How does this translate into corporate sustainability? Not quite yet but thankfully it's already starting to. It's just not widespread yet (that's where you come in..spread the good word my people!) There's a growing movement for Net Positive, meaning does the company replenish the resources it uses and create a positive impact on society and the planet. To use the metaphorical language of the space, is the "handprint" of positive impact bigger than the "footprint". In other words, do the benefits outweigh the cost?
Here's the thing I can tell you that this conversation unlocks....AMAZING possibilities. So much more is on the table in this conversation, and more options mean that corporations can find the most impactful ways to activate in the ways that have value to the business too. In energy and carbon the conversation opens up not just to investments and offsets for renewable energy, but even more interestingly, to the carbon reductions enabled by the company's product or service. When it's used by customers, do their footprints shrink too? (Full disclosure of my bias, there's proof in the mobile technology space that it does...enables 10x the reduction!) Sometimes this net positive impact can be beneficial to the direct bottom line...I love the Coca-Cola example of water replenishment (first in the Fortune 500 to achieve 1-for-1 replacement of water used). When your product needs at its most central the use water, efficiency can only take you so far. So full replenishment achieved is awesome by any measure, and in this case, is not just net positive (yay) but helps ensure their operations can stay in the existing locations and watersheds by sustaining the water available locally.

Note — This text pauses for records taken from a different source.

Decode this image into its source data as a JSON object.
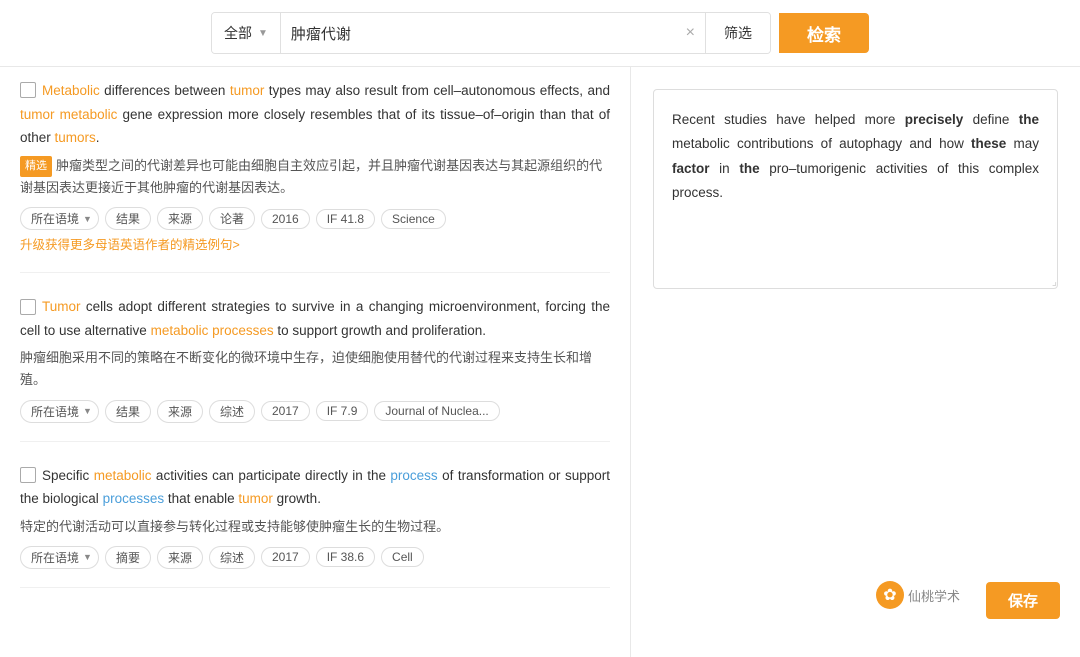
{
  "search": {
    "category": "全部",
    "category_arrow": "▼",
    "query": "肿瘤代谢",
    "clear_btn": "×",
    "filter_btn": "筛选",
    "search_btn": "检索"
  },
  "results": [
    {
      "id": "r1",
      "english": {
        "parts": [
          {
            "text": "Metabolic",
            "style": "orange"
          },
          {
            "text": " differences between ",
            "style": "normal"
          },
          {
            "text": "tumor",
            "style": "orange"
          },
          {
            "text": " types may also result from cell–autonomous effects, and ",
            "style": "normal"
          },
          {
            "text": "tumor",
            "style": "orange"
          },
          {
            "text": " ",
            "style": "normal"
          },
          {
            "text": "metabolic",
            "style": "orange"
          },
          {
            "text": " gene expression more closely resembles that of its tissue–of–origin than that of other ",
            "style": "normal"
          },
          {
            "text": "tumors",
            "style": "orange"
          },
          {
            "text": ".",
            "style": "normal"
          }
        ]
      },
      "badge": "精选",
      "translation": "肿瘤类型之间的代谢差异也可能由细胞自主效应引起，并且肿瘤代谢基因表达与其起源组织的代谢基因表达更接近于其他肿瘤的代谢基因表达。",
      "translation_highlights": [
        "代谢",
        "肿瘤代谢",
        "代谢",
        "肿瘤",
        "代谢"
      ],
      "tags": [
        "所在语境",
        "结果",
        "来源",
        "论著",
        "2016",
        "IF 41.8",
        "Science"
      ],
      "tags_with_arrow": [
        "所在语境"
      ],
      "upgrade_text": "升级获得更多母语英语作者的精选例句>"
    },
    {
      "id": "r2",
      "english": {
        "parts": [
          {
            "text": "Tumor",
            "style": "orange"
          },
          {
            "text": " cells adopt different strategies to survive in a changing microenvironment, forcing the cell to use alternative ",
            "style": "normal"
          },
          {
            "text": "metabolic processes",
            "style": "orange"
          },
          {
            "text": " to support growth and proliferation.",
            "style": "normal"
          }
        ]
      },
      "badge": null,
      "translation": "肿瘤细胞采用不同的策略在不断变化的微环境中生存，迫使细胞使用替代的代谢过程来支持生长和增殖。",
      "translation_highlights": [
        "肿瘤",
        "代谢"
      ],
      "tags": [
        "所在语境",
        "结果",
        "来源",
        "综述",
        "2017",
        "IF 7.9",
        "Journal of Nuclea..."
      ],
      "tags_with_arrow": [
        "所在语境"
      ]
    },
    {
      "id": "r3",
      "english": {
        "parts": [
          {
            "text": "Specific ",
            "style": "normal"
          },
          {
            "text": "metabolic",
            "style": "orange"
          },
          {
            "text": " activities can participate directly in the ",
            "style": "normal"
          },
          {
            "text": "process",
            "style": "blue"
          },
          {
            "text": " of transformation or support the biological ",
            "style": "normal"
          },
          {
            "text": "processes",
            "style": "blue"
          },
          {
            "text": " that enable ",
            "style": "normal"
          },
          {
            "text": "tumor",
            "style": "orange"
          },
          {
            "text": " growth.",
            "style": "normal"
          }
        ]
      },
      "badge": null,
      "translation": "特定的代谢活动可以直接参与转化过程或支持能够使肿瘤生长的生物过程。",
      "translation_highlights": [
        "代谢",
        "肿瘤"
      ],
      "tags": [
        "所在语境",
        "摘要",
        "来源",
        "综述",
        "2017",
        "IF 38.6",
        "Cell"
      ],
      "tags_with_arrow": [
        "所在语境"
      ]
    }
  ],
  "right_panel": {
    "text_parts": [
      {
        "text": "Recent studies have helped more ",
        "style": "normal"
      },
      {
        "text": "precisely",
        "style": "normal"
      },
      {
        "text": " define ",
        "style": "normal"
      },
      {
        "text": "the",
        "style": "normal"
      },
      {
        "text": " metabolic contributions of autophagy and how ",
        "style": "normal"
      },
      {
        "text": "these",
        "style": "normal"
      },
      {
        "text": " may ",
        "style": "normal"
      },
      {
        "text": "factor",
        "style": "normal"
      },
      {
        "text": " in ",
        "style": "normal"
      },
      {
        "text": "the",
        "style": "normal"
      },
      {
        "text": " pro–tumorigenic activities of this complex process.",
        "style": "normal"
      }
    ],
    "full_text": "Recent studies have helped more precisely define the metabolic contributions of autophagy and how these may factor in the pro–tumorigenic activities of this complex process."
  },
  "watermark": {
    "icon": "✿",
    "text": "仙桃学术"
  },
  "save_btn": "保存"
}
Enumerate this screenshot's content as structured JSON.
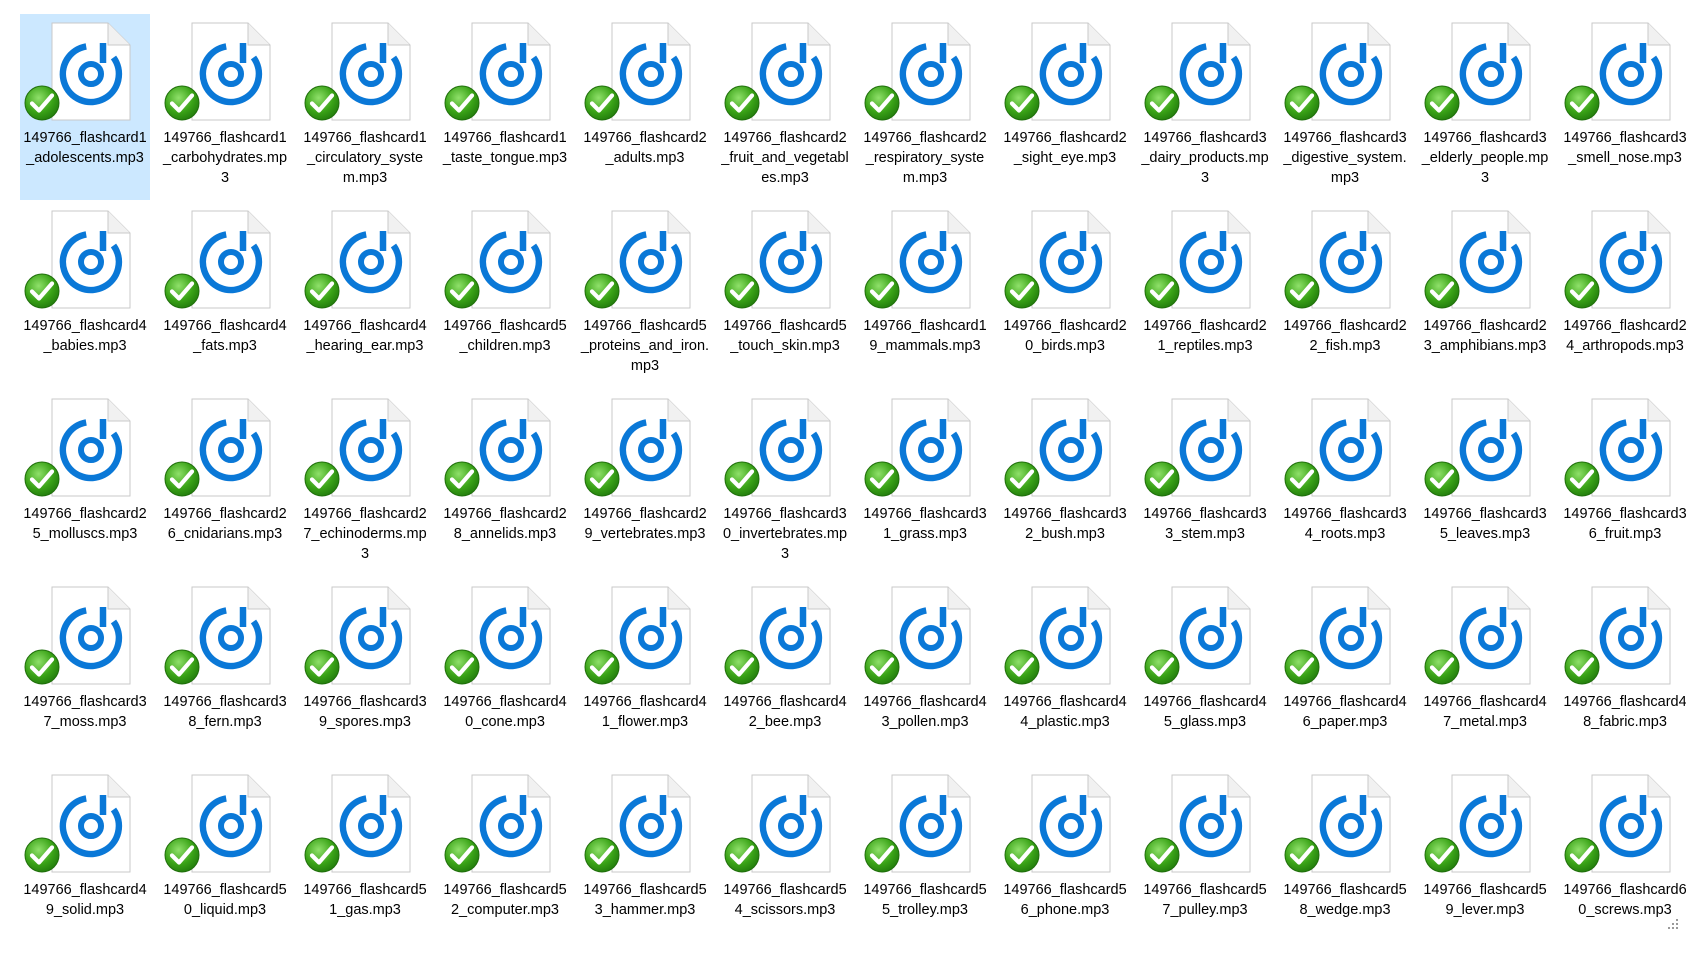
{
  "window": {
    "view": "Large icons"
  },
  "colors": {
    "selection": "#cce8ff",
    "accent_blue": "#0a78d7",
    "check_green": "#3aa317",
    "page_bg": "#ffffff"
  },
  "icons": {
    "file": "audio-file-icon",
    "sync": "sync-check-icon"
  },
  "files": [
    {
      "name": "149766_flashcard1_adolescents.mp3",
      "selected": true
    },
    {
      "name": "149766_flashcard1_carbohydrates.mp3"
    },
    {
      "name": "149766_flashcard1_circulatory_system.mp3"
    },
    {
      "name": "149766_flashcard1_taste_tongue.mp3"
    },
    {
      "name": "149766_flashcard2_adults.mp3"
    },
    {
      "name": "149766_flashcard2_fruit_and_vegetables.mp3"
    },
    {
      "name": "149766_flashcard2_respiratory_system.mp3"
    },
    {
      "name": "149766_flashcard2_sight_eye.mp3"
    },
    {
      "name": "149766_flashcard3_dairy_products.mp3"
    },
    {
      "name": "149766_flashcard3_digestive_system.mp3"
    },
    {
      "name": "149766_flashcard3_elderly_people.mp3"
    },
    {
      "name": "149766_flashcard3_smell_nose.mp3"
    },
    {
      "name": "149766_flashcard4_babies.mp3"
    },
    {
      "name": "149766_flashcard4_fats.mp3"
    },
    {
      "name": "149766_flashcard4_hearing_ear.mp3"
    },
    {
      "name": "149766_flashcard5_children.mp3"
    },
    {
      "name": "149766_flashcard5_proteins_and_iron.mp3"
    },
    {
      "name": "149766_flashcard5_touch_skin.mp3"
    },
    {
      "name": "149766_flashcard19_mammals.mp3"
    },
    {
      "name": "149766_flashcard20_birds.mp3"
    },
    {
      "name": "149766_flashcard21_reptiles.mp3"
    },
    {
      "name": "149766_flashcard22_fish.mp3"
    },
    {
      "name": "149766_flashcard23_amphibians.mp3"
    },
    {
      "name": "149766_flashcard24_arthropods.mp3"
    },
    {
      "name": "149766_flashcard25_molluscs.mp3"
    },
    {
      "name": "149766_flashcard26_cnidarians.mp3"
    },
    {
      "name": "149766_flashcard27_echinoderms.mp3"
    },
    {
      "name": "149766_flashcard28_annelids.mp3"
    },
    {
      "name": "149766_flashcard29_vertebrates.mp3"
    },
    {
      "name": "149766_flashcard30_invertebrates.mp3"
    },
    {
      "name": "149766_flashcard31_grass.mp3"
    },
    {
      "name": "149766_flashcard32_bush.mp3"
    },
    {
      "name": "149766_flashcard33_stem.mp3"
    },
    {
      "name": "149766_flashcard34_roots.mp3"
    },
    {
      "name": "149766_flashcard35_leaves.mp3"
    },
    {
      "name": "149766_flashcard36_fruit.mp3"
    },
    {
      "name": "149766_flashcard37_moss.mp3"
    },
    {
      "name": "149766_flashcard38_fern.mp3"
    },
    {
      "name": "149766_flashcard39_spores.mp3"
    },
    {
      "name": "149766_flashcard40_cone.mp3"
    },
    {
      "name": "149766_flashcard41_flower.mp3"
    },
    {
      "name": "149766_flashcard42_bee.mp3"
    },
    {
      "name": "149766_flashcard43_pollen.mp3"
    },
    {
      "name": "149766_flashcard44_plastic.mp3"
    },
    {
      "name": "149766_flashcard45_glass.mp3"
    },
    {
      "name": "149766_flashcard46_paper.mp3"
    },
    {
      "name": "149766_flashcard47_metal.mp3"
    },
    {
      "name": "149766_flashcard48_fabric.mp3"
    },
    {
      "name": "149766_flashcard49_solid.mp3"
    },
    {
      "name": "149766_flashcard50_liquid.mp3"
    },
    {
      "name": "149766_flashcard51_gas.mp3"
    },
    {
      "name": "149766_flashcard52_computer.mp3"
    },
    {
      "name": "149766_flashcard53_hammer.mp3"
    },
    {
      "name": "149766_flashcard54_scissors.mp3"
    },
    {
      "name": "149766_flashcard55_trolley.mp3"
    },
    {
      "name": "149766_flashcard56_phone.mp3"
    },
    {
      "name": "149766_flashcard57_pulley.mp3"
    },
    {
      "name": "149766_flashcard58_wedge.mp3"
    },
    {
      "name": "149766_flashcard59_lever.mp3"
    },
    {
      "name": "149766_flashcard60_screws.mp3"
    }
  ]
}
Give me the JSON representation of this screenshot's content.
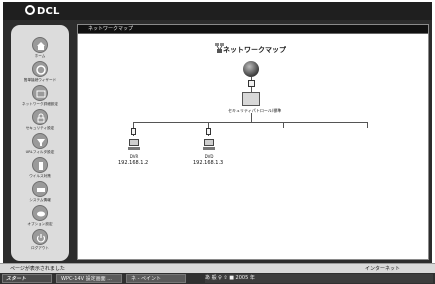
{
  "app": {
    "logo_text": "DCL"
  },
  "sidebar": {
    "items": [
      {
        "label": "ホーム",
        "icon": "home-icon"
      },
      {
        "label": "簡単接続ウィザード",
        "icon": "wizard-icon"
      },
      {
        "label": "ネットワーク詳細設定",
        "icon": "network-icon"
      },
      {
        "label": "セキュリティ設定",
        "icon": "security-icon"
      },
      {
        "label": "URLフィルタ設定",
        "icon": "filter-icon"
      },
      {
        "label": "ウイルス対策",
        "icon": "virus-icon"
      },
      {
        "label": "システム情報",
        "icon": "info-icon"
      },
      {
        "label": "オプション設定",
        "icon": "options-icon"
      },
      {
        "label": "ログアウト",
        "icon": "logout-icon"
      }
    ]
  },
  "content": {
    "title_bar": "ネットワークマップ",
    "map_title": "ネットワークマップ",
    "router_label": "セキュリティパトロール/標準",
    "devices": [
      {
        "name": "DVR",
        "ip": "192.168.1.2"
      },
      {
        "name": "DVD",
        "ip": "192.168.1.3"
      }
    ]
  },
  "status": {
    "left": "ページが表示されました",
    "right": "インターネット"
  },
  "taskbar": {
    "start_label": "スタート",
    "tasks": [
      "WPC-14V 設定画面 ...",
      "ネ - ペイント"
    ],
    "tray_text": "あ 般 ♀ ⇧ ■  2005 年"
  },
  "colors": {
    "dark_frame": "#2c2c2c",
    "nav_bg": "#dcdcdc",
    "content_bg": "#ffffff",
    "taskbar": "#303030"
  }
}
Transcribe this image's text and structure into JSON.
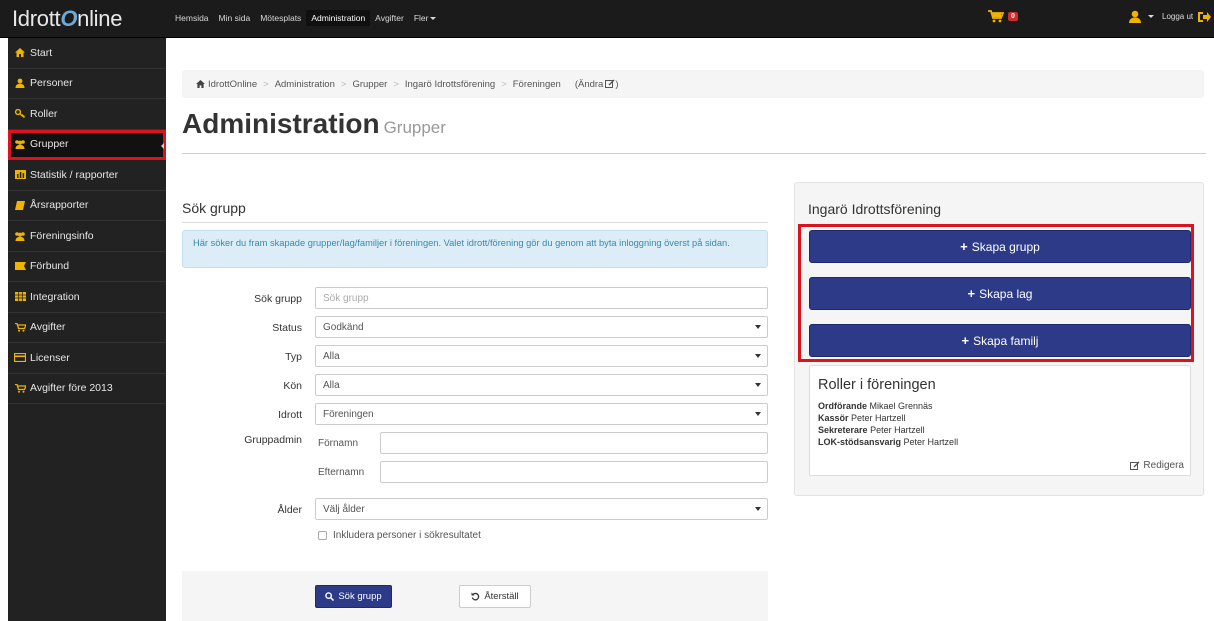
{
  "brand": {
    "part1": "Idrott",
    "part2": "O",
    "part3": "nline"
  },
  "topnav": {
    "items": [
      "Hemsida",
      "Min sida",
      "Mötesplats",
      "Administration",
      "Avgifter",
      "Fler"
    ],
    "cart_count": "0",
    "logout": "Logga ut"
  },
  "sidebar": {
    "items": [
      {
        "label": "Start",
        "icon": "home-icon"
      },
      {
        "label": "Personer",
        "icon": "user-icon"
      },
      {
        "label": "Roller",
        "icon": "key-icon"
      },
      {
        "label": "Grupper",
        "icon": "group-icon"
      },
      {
        "label": "Statistik / rapporter",
        "icon": "chart-icon"
      },
      {
        "label": "Årsrapporter",
        "icon": "book-icon"
      },
      {
        "label": "Föreningsinfo",
        "icon": "group-icon"
      },
      {
        "label": "Förbund",
        "icon": "flag-icon"
      },
      {
        "label": "Integration",
        "icon": "table-icon"
      },
      {
        "label": "Avgifter",
        "icon": "cart-icon"
      },
      {
        "label": "Licenser",
        "icon": "card-icon"
      },
      {
        "label": "Avgifter före 2013",
        "icon": "cart-icon"
      }
    ]
  },
  "breadcrumb": {
    "items": [
      "IdrottOnline",
      "Administration",
      "Grupper",
      "Ingarö Idrottsförening",
      "Föreningen"
    ],
    "edit": "(Ändra"
  },
  "page": {
    "title": "Administration",
    "subtitle": "Grupper"
  },
  "search": {
    "title": "Sök grupp",
    "info": "Här söker du fram skapade grupper/lag/familjer i föreningen. Valet idrott/förening gör du genom att byta inloggning överst på sidan.",
    "fields": {
      "group_label": "Sök grupp",
      "group_placeholder": "Sök grupp",
      "status_label": "Status",
      "status_value": "Godkänd",
      "type_label": "Typ",
      "type_value": "Alla",
      "gender_label": "Kön",
      "gender_value": "Alla",
      "sport_label": "Idrott",
      "sport_value": "Föreningen",
      "admin_label": "Gruppadmin",
      "firstname_label": "Förnamn",
      "lastname_label": "Efternamn",
      "age_label": "Ålder",
      "age_value": "Välj ålder"
    },
    "include_persons": "Inkludera personer i sökresultatet",
    "search_button": "Sök grupp",
    "reset_button": "Återställ"
  },
  "club": {
    "name": "Ingarö Idrottsförening",
    "buttons": [
      "Skapa grupp",
      "Skapa lag",
      "Skapa familj"
    ],
    "roles_title": "Roller i föreningen",
    "roles": [
      {
        "role": "Ordförande",
        "name": "Mikael Grennäs"
      },
      {
        "role": "Kassör",
        "name": "Peter Hartzell"
      },
      {
        "role": "Sekreterare",
        "name": "Peter Hartzell"
      },
      {
        "role": "LOK-stödsansvarig",
        "name": "Peter Hartzell"
      }
    ],
    "edit": "Redigera"
  },
  "colors": {
    "primary": "#2d3a88",
    "highlight": "#d9141e",
    "sidebar": "#222222",
    "topbar": "#1b1b1b"
  }
}
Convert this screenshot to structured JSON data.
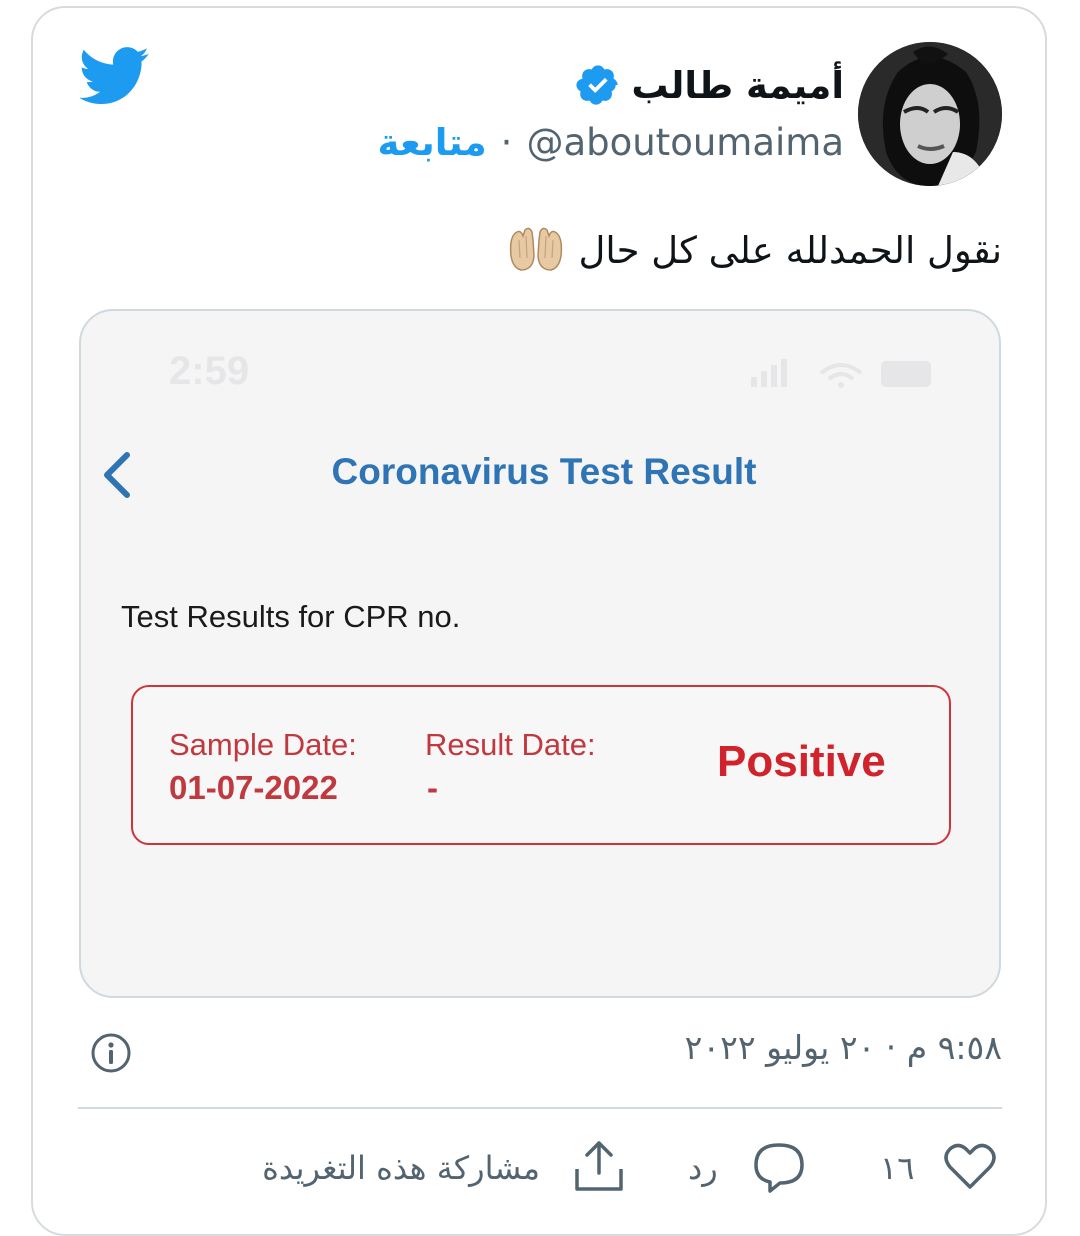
{
  "tweet": {
    "author_name": "أميمة طالب",
    "handle": "@aboutoumaima",
    "separator": "·",
    "follow_label": "متابعة",
    "text": "نقول الحمدلله على كل حال",
    "emoji": "palms-up-together-emoji",
    "timestamp": "٩:٥٨ م · ٢٠ يوليو ٢٠٢٢",
    "colors": {
      "accent": "#1d9bf0",
      "muted": "#536471",
      "border": "#cfd9de"
    }
  },
  "media": {
    "status_time": "2:59",
    "screen_title": "Coronavirus Test Result",
    "cpr_label": "Test Results for CPR no.",
    "sample_date_label": "Sample Date:",
    "sample_date_value": "01-07-2022",
    "result_date_label": "Result Date:",
    "result_date_value": "-",
    "result": "Positive",
    "colors": {
      "title": "#2f75b5",
      "result_red": "#d0232b",
      "box_border": "#d0333a"
    }
  },
  "actions": {
    "like_count": "١٦",
    "reply_label": "رد",
    "share_label": "مشاركة هذه التغريدة"
  },
  "icons": [
    "twitter-bird-icon",
    "verified-badge-icon",
    "info-icon",
    "heart-icon",
    "reply-bubble-icon",
    "share-upload-icon",
    "back-chevron-icon"
  ]
}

My theory is this: some companies have adopted sustainability whole-heartedly and some have not. Most are in the vast middle struggling to "make it work people." So why don't environmental NGOs and all stakeholders make the conversation easier? Instead of always hitting corporate with "the stick" inducing fear and shame and walls...why don't they ask corporates whether they are having more benefits than they are costing the planet? Tapping into the similarity of the profit equation means leveraging the language corporates speak already, all the time (hello quarterly reports to the street). Let's use it. What if we stopped treating the conversation as adversarial (aka "swimming upstream" or "against the tide"...pick your metaphor) and instead engaged in this much more interesting conversation that started embracing the strength of markets and corporates to leverage their collective power.
So have I convinced you on the power of Net Positive? You're now an EXPERT on the next wave of corporate sustainability while it's still way off on the horizon...but you can see this awesome set coming in now yeah? :) Take this knowledge with you into your day-to-day whether at work, play or home!